NASA’s MAVEN spacecraft was taken out of its shipping container and moved into a Kennedy Space Center clean room on Aug. 3, 2013. Loc...

NASA’s MAVEN spacecraft was taken out of its shipping container and moved into a Kennedy Space Center clean room on Aug. 3, 2013.

Lockheed Martin delivered NASA’s Mars Atmosphere and Volatile EvolutioN (MAVEN) spacecraft to the Kennedy Space Center, Florida. on Friday, Aug. 2. The orbiter will now undergo three-and-a-half months of final processing in preparation for a November launch from Cape Canaveral Air Force Station aboard a United Launch Alliance Atlas V -401 rocket.
The MAVEN mission will be the first dedicated to surveying the upper atmosphere of Mars in an effort to understand the role that the loss of atmospheric gas to space played in changing the Martian climate. Lockheed Martin Space Systems near Denver designed and built the spacecraft and is responsible for testing, launch processing and mission operations.
The 1,784-pound spacecraft was shipped on a U.S. Air Force C-17 transport plane in an environmentally controlled container. The C-17, MAVEN and support personnel took off from Buckley Air Force Base in Aurora, Colorado, and touched down at Kennedy Space Center’s Shuttle Landing Facility, on one of the largest runways in the world. While at Kennedy, the spacecraft will undergo final processing including re-installation of the high-gain antenna, software testing, propellant loading, a spin balance, a second solar array deployment and illumination test, and a payload deployment test.

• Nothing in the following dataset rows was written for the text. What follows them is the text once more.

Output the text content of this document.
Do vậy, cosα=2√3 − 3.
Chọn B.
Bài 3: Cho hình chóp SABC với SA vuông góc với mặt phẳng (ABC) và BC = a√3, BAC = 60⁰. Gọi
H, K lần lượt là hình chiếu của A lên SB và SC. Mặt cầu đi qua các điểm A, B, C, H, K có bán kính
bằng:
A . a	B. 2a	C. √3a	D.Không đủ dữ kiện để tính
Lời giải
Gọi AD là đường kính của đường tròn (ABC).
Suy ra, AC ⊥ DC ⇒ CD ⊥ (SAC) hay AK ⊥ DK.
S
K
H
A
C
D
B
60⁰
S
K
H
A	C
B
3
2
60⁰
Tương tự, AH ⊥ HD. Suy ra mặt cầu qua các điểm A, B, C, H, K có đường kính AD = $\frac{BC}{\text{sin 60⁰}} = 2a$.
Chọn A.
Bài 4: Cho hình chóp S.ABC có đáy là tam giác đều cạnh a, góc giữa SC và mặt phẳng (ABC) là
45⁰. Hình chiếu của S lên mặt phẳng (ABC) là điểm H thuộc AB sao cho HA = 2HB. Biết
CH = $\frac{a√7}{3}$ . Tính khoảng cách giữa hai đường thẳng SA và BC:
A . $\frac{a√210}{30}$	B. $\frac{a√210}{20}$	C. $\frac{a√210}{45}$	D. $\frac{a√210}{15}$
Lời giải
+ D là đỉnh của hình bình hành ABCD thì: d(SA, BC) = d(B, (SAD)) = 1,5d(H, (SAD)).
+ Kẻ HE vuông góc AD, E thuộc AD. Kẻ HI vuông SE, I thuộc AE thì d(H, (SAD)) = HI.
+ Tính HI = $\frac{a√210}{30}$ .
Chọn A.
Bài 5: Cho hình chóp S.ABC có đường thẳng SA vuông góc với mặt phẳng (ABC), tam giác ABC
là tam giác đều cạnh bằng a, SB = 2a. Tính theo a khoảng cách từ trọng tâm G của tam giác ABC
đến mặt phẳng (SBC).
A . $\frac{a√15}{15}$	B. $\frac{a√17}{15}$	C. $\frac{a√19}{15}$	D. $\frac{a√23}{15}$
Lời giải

Lockheed Martin delivered NASA’s MAVEN spacecraft to the Kennedy Space Center on Aug. 2, 2013. The Mars orbiter was shipped aboard a U.S. Air Force C-17 transport plane from Buckley Air Force Base near Denver to the Kennedy Space Center where it will undergo final processing in preparation for a mid-November launch.
MAVEN’s principal investigator is based at the University of Colorado at Boulder's Laboratory for Atmospheric and Space Physics. The university will provide science operations, science instruments and lead Education/Public Outreach. NASA’s Goddard Space Flight Center manages the project and provides two of the science instruments for the mission. The University of California at Berkeley Space Sciences Laboratory provides science instruments for the mission. NASA’s Jet Propulsion Laboratory, Pasadena, Calif., provides navigation support, the Deep Space Network and the Electra telecommunications relay hardware and operations.